Embora ambos se passem no mesmo cenário (Trás-os-Montes) e partilhem o estilo torguiano, o foco é diferente. Em Bichos, os protagonistas são animais (humanizados) ou humanos animalizados, focando na unidade biológica da vida. Em Novos Contos da Montanha, o foco é exclusivamente na sociedade humana, nas suas regras sociais, dramas morais e na luta social e económica.
Por que o livro foi censurado?
Durante o Estado Novo, a obra de Torga foi vista com maus olhos pela censura. A descrição da miséria extrema, da injustiça social, da emigração clandestina e da visão pouco ortodoxa da religião e da autoridade chocava com a imagem idealizada de um Portugal rural e pacífico que a ditadura queria propagar. O livro mostrava um país real que o regime queria esconder.
O livro é difícil de ler?
Para um leitor moderno, a maior dificuldade pode residir em alguns regionalismos e na dureza dos temas. No entanto, a estrutura de contos (histórias curtas e independentes) facilita a leitura. É uma obra acessível, mas emocionalmente densa.

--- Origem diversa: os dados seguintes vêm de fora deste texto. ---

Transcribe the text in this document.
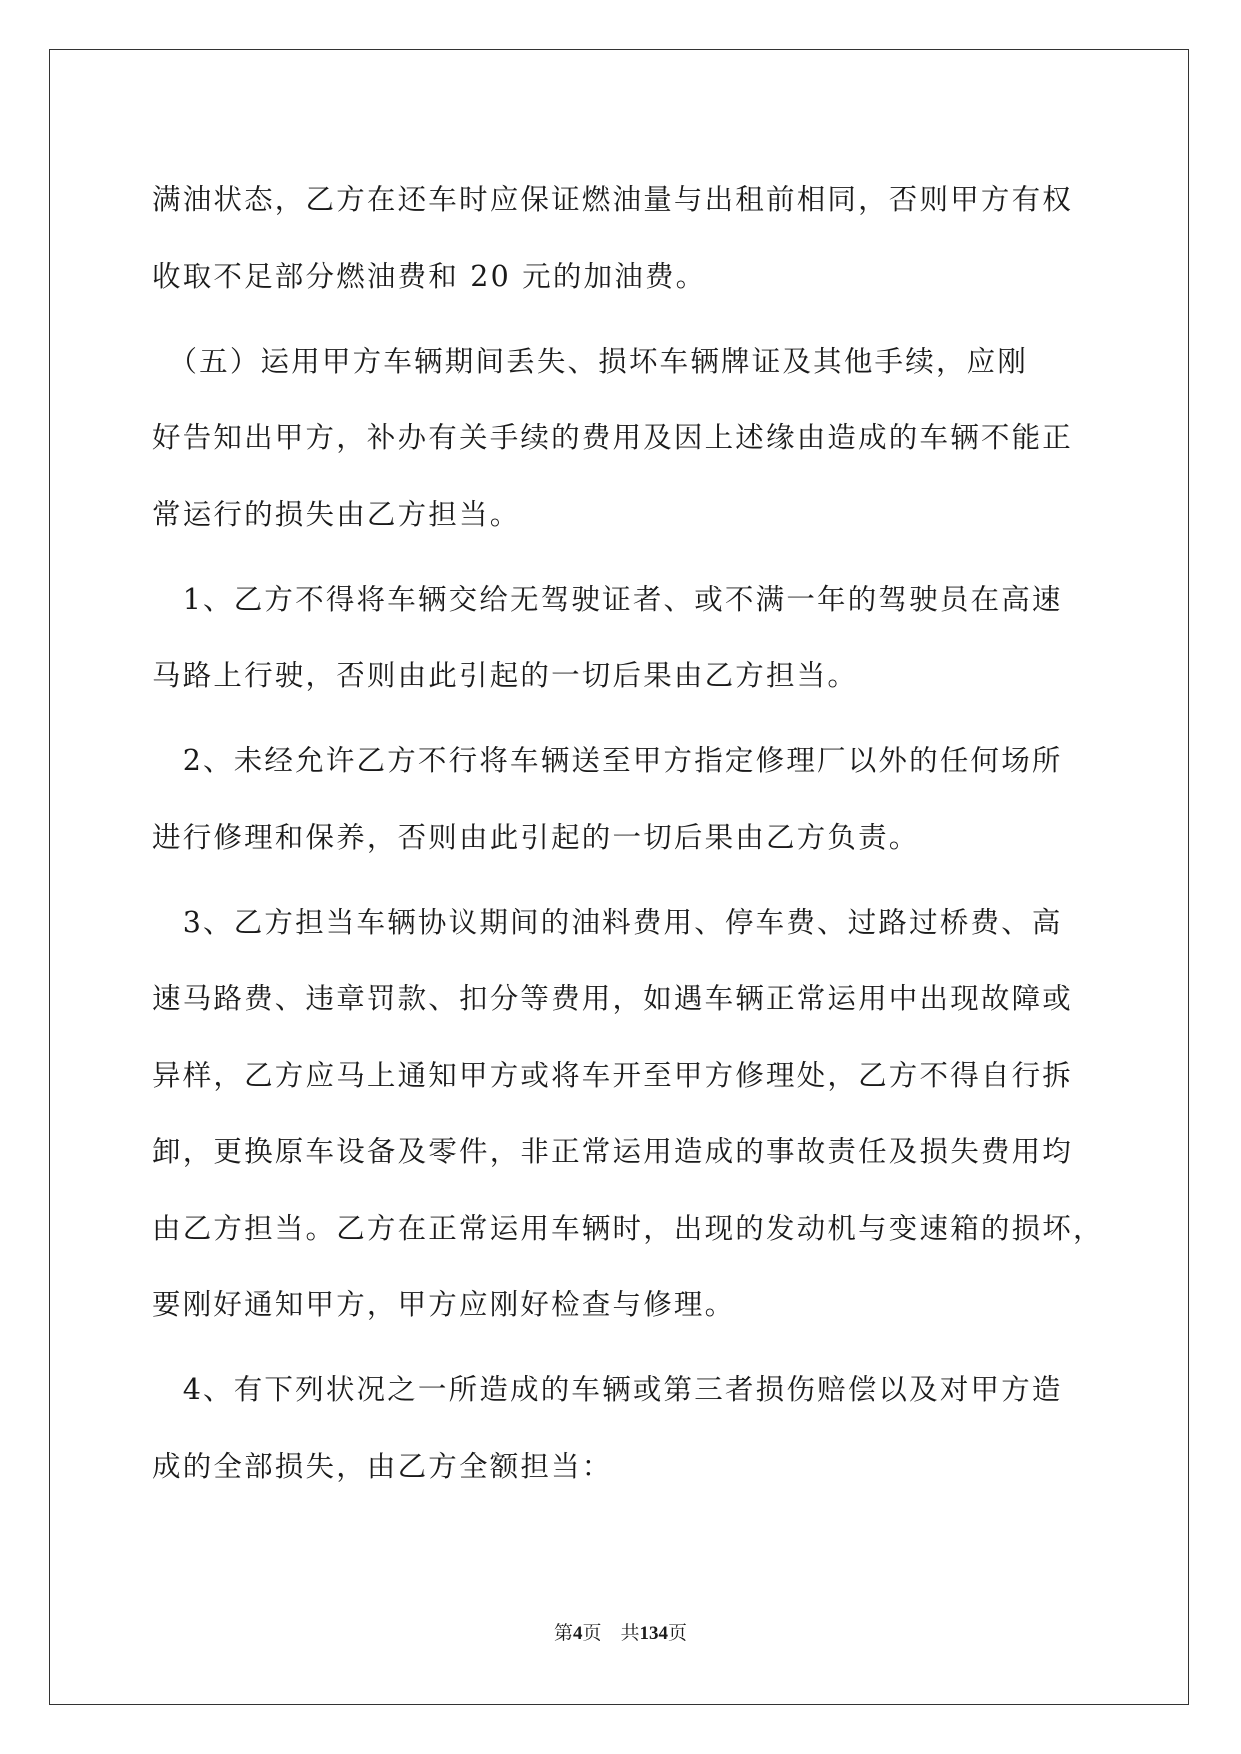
满油状态，乙方在还车时应保证燃油量与出租前相同，否则甲方有权
收取不足部分燃油费和 20 元的加油费。
　（五）运用甲方车辆期间丢失、损坏车辆牌证及其他手续，应刚
好告知出甲方，补办有关手续的费用及因上述缘由造成的车辆不能正
常运行的损失由乙方担当。
　1、乙方不得将车辆交给无驾驶证者、或不满一年的驾驶员在高速
马路上行驶，否则由此引起的一切后果由乙方担当。
　2、未经允许乙方不行将车辆送至甲方指定修理厂以外的任何场所
进行修理和保养，否则由此引起的一切后果由乙方负责。
　3、乙方担当车辆协议期间的油料费用、停车费、过路过桥费、高
速马路费、违章罚款、扣分等费用，如遇车辆正常运用中出现故障或
异样，乙方应马上通知甲方或将车开至甲方修理处，乙方不得自行拆
卸，更换原车设备及零件，非正常运用造成的事故责任及损失费用均
由乙方担当。乙方在正常运用车辆时，出现的发动机与变速箱的损坏，
要刚好通知甲方，甲方应刚好检查与修理。
　4、有下列状况之一所造成的车辆或第三者损伤赔偿以及对甲方造
成的全部损失，由乙方全额担当：
第4页 共134页
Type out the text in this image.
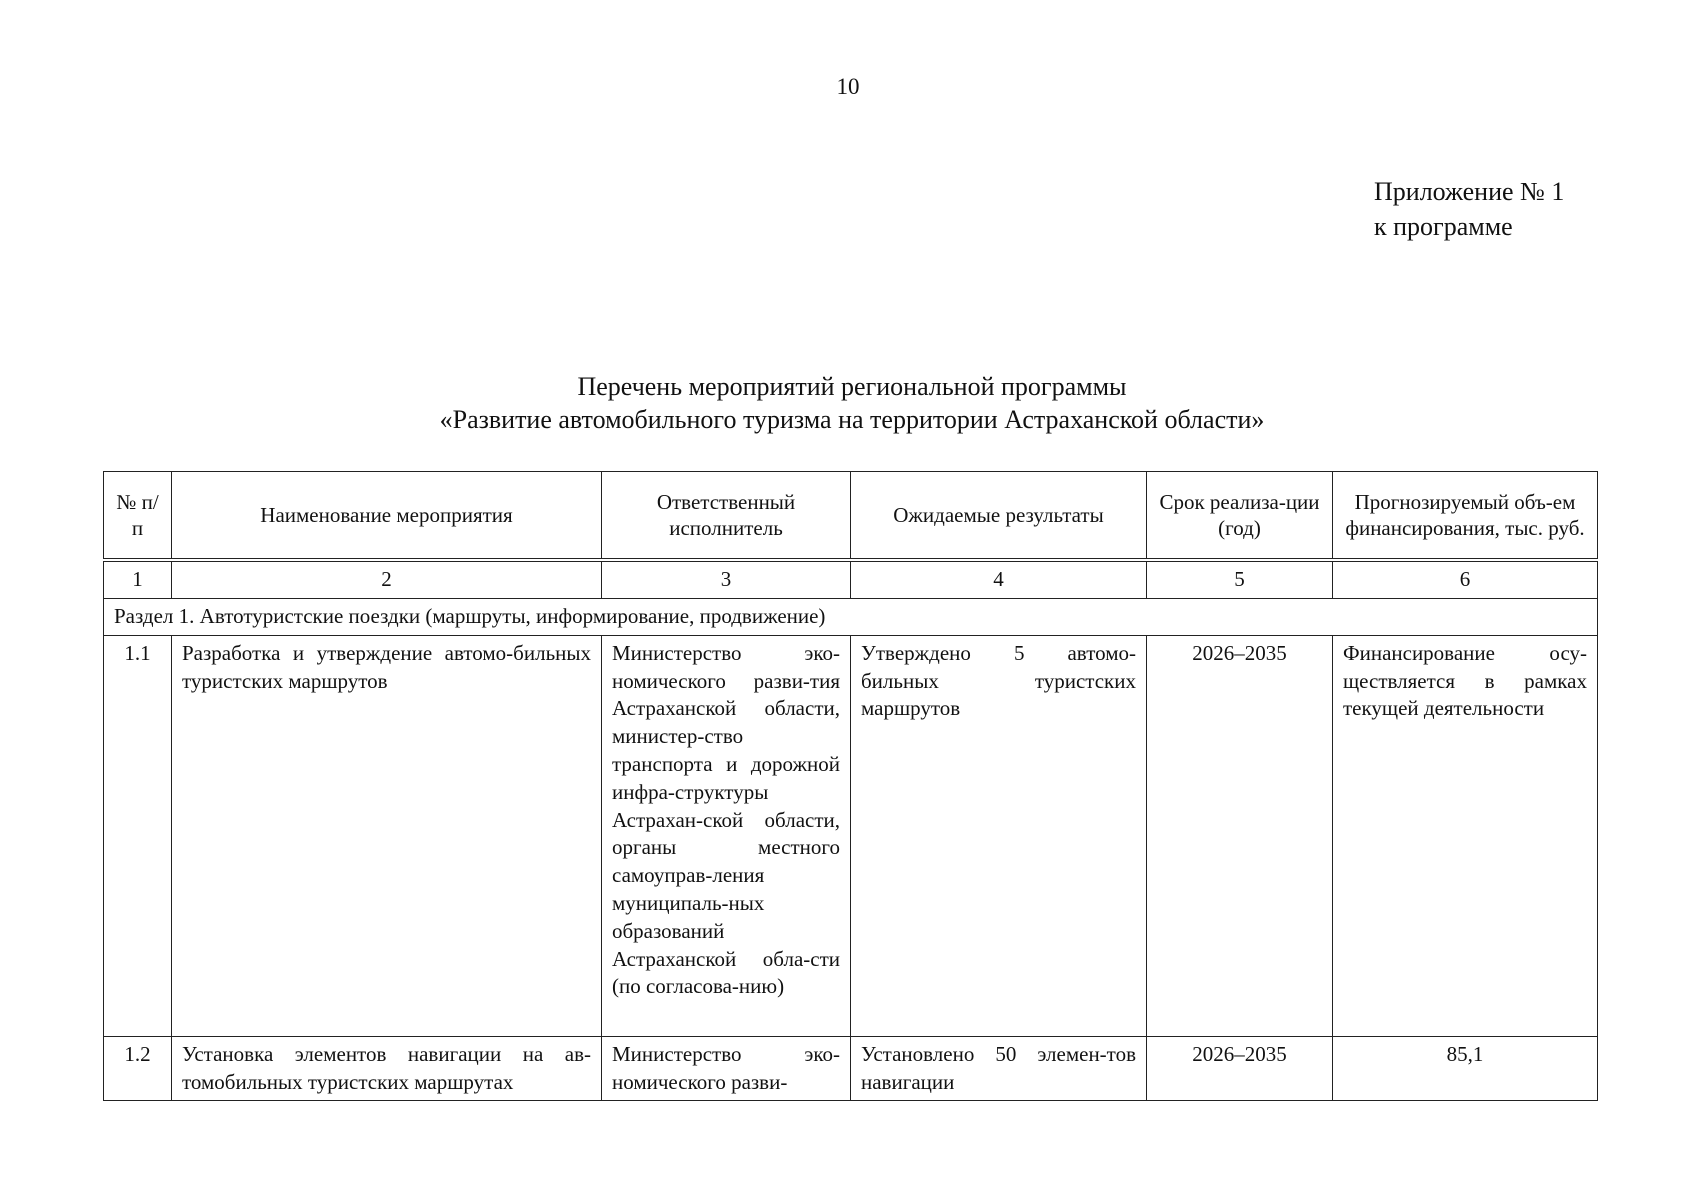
10
Приложение № 1
к программе
Перечень мероприятий региональной программы
«Развитие автомобильного туризма на территории Астраханской области»
№ п/п	Наименование мероприятия	Ответственный исполнитель	Ожидаемые результаты	Срок реализа-ции (год)	Прогнозируемый объ-ем финансирования, тыс. руб.
1	2	3	4	5	6
Раздел 1. Автотуристские поездки (маршруты, информирование, продвижение)					
1.1	Разработка и утверждение автомо-бильных туристских маршрутов	Министерство эко-номического разви-тия Астраханской области, министер-ство транспорта и дорожной инфра-структуры Астрахан-ской области, органы местного самоуправ-ления муниципаль-ных образований Астраханской обла-сти (по согласова-нию)	Утверждено 5 автомо-бильных туристских маршрутов	2026–2035	Финансирование осу-ществляется в рамках текущей деятельности
1.2	Установка элементов навигации на ав-томобильных туристских маршрутах	Министерство эко-номического разви-	Установлено 50 элемен-тов навигации	2026–2035	85,1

🌟 Conclusão: A Universalidade da Aldeia
Dizia Tolstói: "Descreve a tua aldeia e serás universal". Miguel Torga fez exatamente isso em Novos Contos da Montanha. Ao descrever as pequenas aldeias de Trás-os-Montes, ele tocou em temas universais: a luta pela vida, a dignidade perante a morte, o amor, o ódio e a busca pela liberdade.

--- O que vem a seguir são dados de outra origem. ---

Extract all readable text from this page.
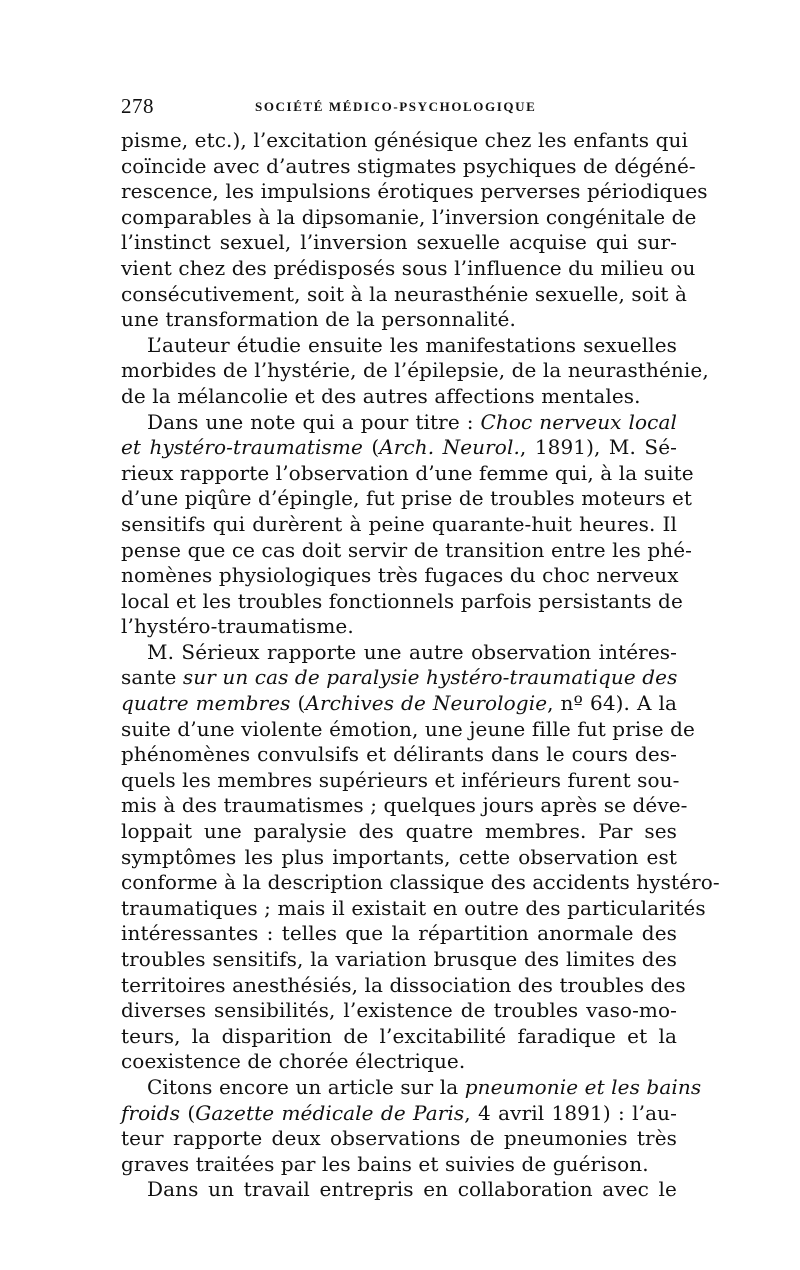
278	SOCIÉTÉ MÉDICO-PSYCHOLOGIQUE
pisme, etc.), l’excitation génésique chez les enfants qui
coïncide avec d’autres stigmates psychiques de dégéné-
rescence, les impulsions érotiques perverses périodiques
comparables à la dipsomanie, l’inversion congénitale de
l’instinct sexuel, l’inversion sexuelle acquise qui sur-
vient chez des prédisposés sous l’influence du milieu ou
consécutivement, soit à la neurasthénie sexuelle, soit à
une transformation de la personnalité.
L’auteur étudie ensuite les manifestations sexuelles
morbides de l’hystérie, de l’épilepsie, de la neurasthénie,
de la mélancolie et des autres affections mentales.
Dans une note qui a pour titre : Choc nerveux local
et hystéro-traumatisme (Arch. Neurol., 1891), M. Sé-
rieux rapporte l’observation d’une femme qui, à la suite
d’une piqûre d’épingle, fut prise de troubles moteurs et
sensitifs qui durèrent à peine quarante-huit heures. Il
pense que ce cas doit servir de transition entre les phé-
nomènes physiologiques très fugaces du choc nerveux
local et les troubles fonctionnels parfois persistants de
l’hystéro-traumatisme.
M. Sérieux rapporte une autre observation intéres-
sante sur un cas de paralysie hystéro-traumatique des
quatre membres (Archives de Neurologie, nº 64). A la
suite d’une violente émotion, une jeune fille fut prise de
phénomènes convulsifs et délirants dans le cours des-
quels les membres supérieurs et inférieurs furent sou-
mis à des traumatismes ; quelques jours après se déve-
loppait une paralysie des quatre membres. Par ses
symptômes les plus importants, cette observation est
conforme à la description classique des accidents hystéro-
traumatiques ; mais il existait en outre des particularités
intéressantes : telles que la répartition anormale des
troubles sensitifs, la variation brusque des limites des
territoires anesthésiés, la dissociation des troubles des
diverses sensibilités, l’existence de troubles vaso-mo-
teurs, la disparition de l’excitabilité faradique et la
coexistence de chorée électrique.
Citons encore un article sur la pneumonie et les bains
froids (Gazette médicale de Paris, 4 avril 1891) : l’au-
teur rapporte deux observations de pneumonies très
graves traitées par les bains et suivies de guérison.
Dans un travail entrepris en collaboration avec le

Esta obra não é apenas um retrato de um Portugal que (em parte) já desapareceu; é um espelho da condição humana quando despida de artifícios. Ler Torga hoje é um ato de resistência contra o esquecimento e uma lição de humanidade. É lembrar que, mesmo nas terras mais áridas, a alma humana pode florescer com uma força inigualável.
(*) Notas sobre a ilustração:
A ilustração é uma representação visual que capta de forma evocativa a atmosfera e os temas centrais de "Novos Contos da Montanha", de Miguel Torga. A imagem utiliza um estilo que lembra uma banda desenhada ou uma ilustração de livro clássica, com contornos definidos e cores que remetem à sobriedade da paisagem transmontana.

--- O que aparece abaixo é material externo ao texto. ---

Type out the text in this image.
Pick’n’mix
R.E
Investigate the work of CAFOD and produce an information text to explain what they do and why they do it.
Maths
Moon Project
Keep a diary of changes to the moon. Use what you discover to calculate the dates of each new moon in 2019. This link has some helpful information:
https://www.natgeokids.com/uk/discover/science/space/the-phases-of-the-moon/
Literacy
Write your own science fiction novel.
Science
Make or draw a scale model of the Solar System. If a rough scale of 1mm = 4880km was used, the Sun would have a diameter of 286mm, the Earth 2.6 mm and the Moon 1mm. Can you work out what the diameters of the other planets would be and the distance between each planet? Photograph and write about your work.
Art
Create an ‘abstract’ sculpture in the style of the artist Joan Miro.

Aqui está uma descrição detalhada dos seus elementos:
1. O Cenário: A Montanha e a Aldeia:
Em Fundo: Dominam as montanhas áridas e as colinas desoladas de Trás-os-Montes, com trilhos sinuosos que se perdem no horizonte. O céu é nublado, reforçando o clima agreste e melancólico.
No Centro: Vê-se uma pequena aldeia, com casas de pedra rústicas e poucas árvores. Esta aldeia é o epicentro das vidas e dramas retratados nos contos. Um grande carvalho solitário no centro da aldeia pode simbolizar a resistência e a conexão com a terra.
2. As Personagens: O Povo Transmontano:
Em Primeiro Plano (Esquerda): Um grupo de figuras humanas, com fisionomias marcadas pela vida dura. São pessoas idosas, com rostos enrugados e expressões sérias, que representam a resiliência e a dignidade do povo transmontano. As suas roupas são simples, características da época e do ambiente rural.
Mulheres com Fardos: Algumas mulheres carregam trouxas e fardos às costas, simbolizando o trabalho árduo, a sobrevivência e, possivelmente, a carga da emigração. Os seus lenços na cabeça e as roupas escuras reforçam a sua condição.
A Solidão e a Partida (Direita): No lado direito da imagem, uma figura masculina (provavelmente um emigrante ou um contrabandista) caminha sozinha por um trilho que se afasta da aldeia, de chapéu e com uma postura que sugere partida ou solidão, elementos recorrentes na obra de Torga.
3. A Atmosfera: Luta e Estoicismo:
A paleta de cores é dominada por tons de terra, cinzentos, castanhos e verdes-secos, que transmitem a dureza da paisagem e das condições de vida.
Não há sorrisos ou gestos efusivos. As expressões são de estoicismo, cansaço e resignação, mas também de uma força interior que permite a sobrevivência.
4. Os Títulos:
No topo, o título "NOVOS CONTOS DA MONTANHA" e o nome "MIGUEL TORGA" estão escritos numa tipografia que evoca a simplicidade e a autenticidade, integrando-se organicamente na ilustração.
Em suma, a ilustração é uma representação fiel do universo de Novos Contos da Montanha, capturando a essência telúrica, a dureza da vida, a solidão e a resiliência do povo transmontano, elementos que Miguel Torga tão magistralmente retratou.